Elle lui avait tant manqué : sa dégaine d’artiste, son esprit affûté, ses yeux pétillants, sa pudeur, son sourire ironique quand elle le taquine, ses fossettes absolument charmantes, son aura chaleureuse, les délicats effluves sucrés de son parfum, sa gentille folie curieuse et enfantine mais aussi leurs longues virées complices. Elle illuminait sa vie depuis longtemps déjà. Leurs multiples appels ne suffisaient pas… Il avait hâte de voir son insaisissable amie « au pied en l’air ». Ses mains tremblaient. Son globe-trotter serait là sous peu, devant lui. Il pourrait enfin la serrer dans ses bras. Le galeriste arrangea ses cheveux lisses aux beaux dégradés châtains dont la frange chatouillait le haut de ses tempes. Il ajusta son manteau qui le serrait légèrement. Il était incorrigible avec ses soirées huppées souvent très arrosées ; il avait pris du poids. L’œil inquisiteur, le vert de ses iris traquait la sortie « B ». Il avait tout organisé pour prendre le chemin des écoliers avec elle avant de rejoindre sa future épouse, mère de sa fille. En un claquement de doigts, il oublierait son quotidien pour fêter ses retrouvailles avec celle qui avait accepté de mettre sa virtuosité au service de son mariage et de ses convives. Si elle savait que le temps se suspend quand elle est près de lui et que sa simple présence suffit à briser les ténèbres qui le traversent parfois. Sa douce Lola est le diamant de son existence, un joyau unique irradiant la puissance d’un monde solaire qui remettrait en selle les âmes perdues.
Des passagers commençaient à pointer le bout de leur nez. Le marchand de luxe décoratif la cherchait activement du regard. Il brûlait d’impatience.

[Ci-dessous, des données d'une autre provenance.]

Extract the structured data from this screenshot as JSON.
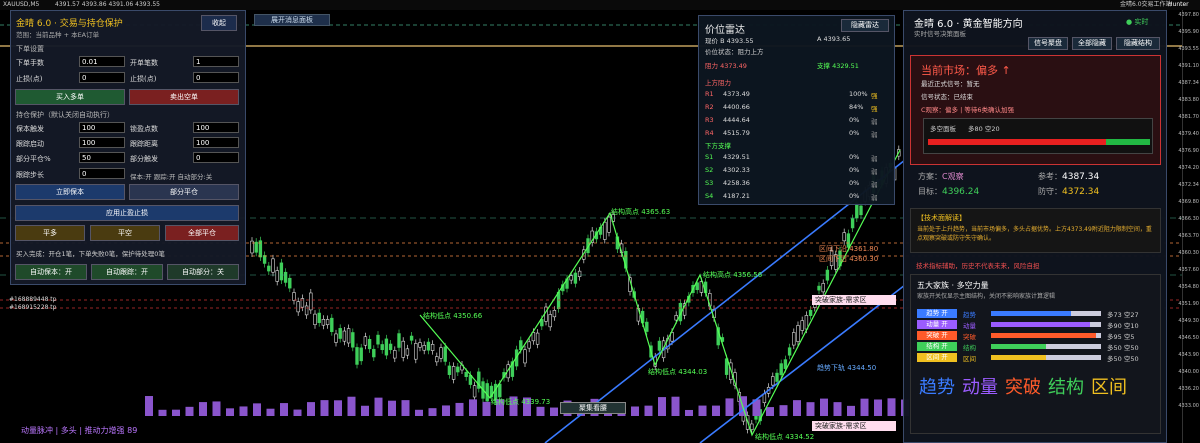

Lola était encore coincée, assise, près du hublot. Son voisin de siège ne s’était pas encore levé. Pourquoi personne ne bougeait ? Pourquoi était-ce si long ? Des douleurs de nervosité pénétraient son estomac. Les mains enchevêtrées et crispées, l’attente devenait insoutenable. Ioan envahissait ses pensées depuis des heures. Elle l’imaginait « tiré à quatre épingles » dans le grand hall de l’aéroport, n’ayant d’autres intentions que de passer le reste de la journée seul avec elle. Elle l’espérait tant qu’elle en vibrait de plaisir. Après tout, elle le connaissait depuis plus longtemps qu’Elsa… Elle méritait une exclusivité de quelques heures avant de le laisser repartir vers celle qui avait éteint une partie de sa personnalité. L’homme entreprenant à l’énergie indisciplinée, à l’esprit libre et coquin s’était retiré pour dérouler le tapis rouge du sens des responsabilités, de la droiture et du sacrifice. Elsa l’avait attrapé dans ses filets en lui faisant prendre le chemin étriqué de l’amant piégé. Lola était impatiente de le prendre dans ses bras. Malgré la distance, ils marchaient ensemble depuis tant d’années qu’elle en avait oublié la peur de le perdre. Ils n’avaient aucun secret l’un pour l’autre. Elle eut un frisson d’anxiété : elle allait véritablement devoir le partager. Le mariage marquerait définitivement la prise de possession d’Elsa sur son ami de toujours. Allait-elle la dépouiller de son partenaire de route ? S’il savait qu’il est son souffle de vie et que sa simple présence pourrait raviver l’arrêt des battements de son cœur. Satanée grossesse ! Il avait déjà rompu avec cette fille infidèle à l’amour tiède. Un autre l’aurait quittée, mais pas lui. Il avait trop de principes. Elle avait souffert avec Ioan des heures durant au téléphone. Elle l’avait consolé. Pourquoi les choix ne sont pas l’expression des préférences mais bien la réponse aux convenances ? A l’église, Lola n’allait pas célébrer l’union de deux êtres follement amoureux mais commémorer les débuts d’un univers plus que jamais carcéral pour Ioan. Le traquenard se refermerait définitivement.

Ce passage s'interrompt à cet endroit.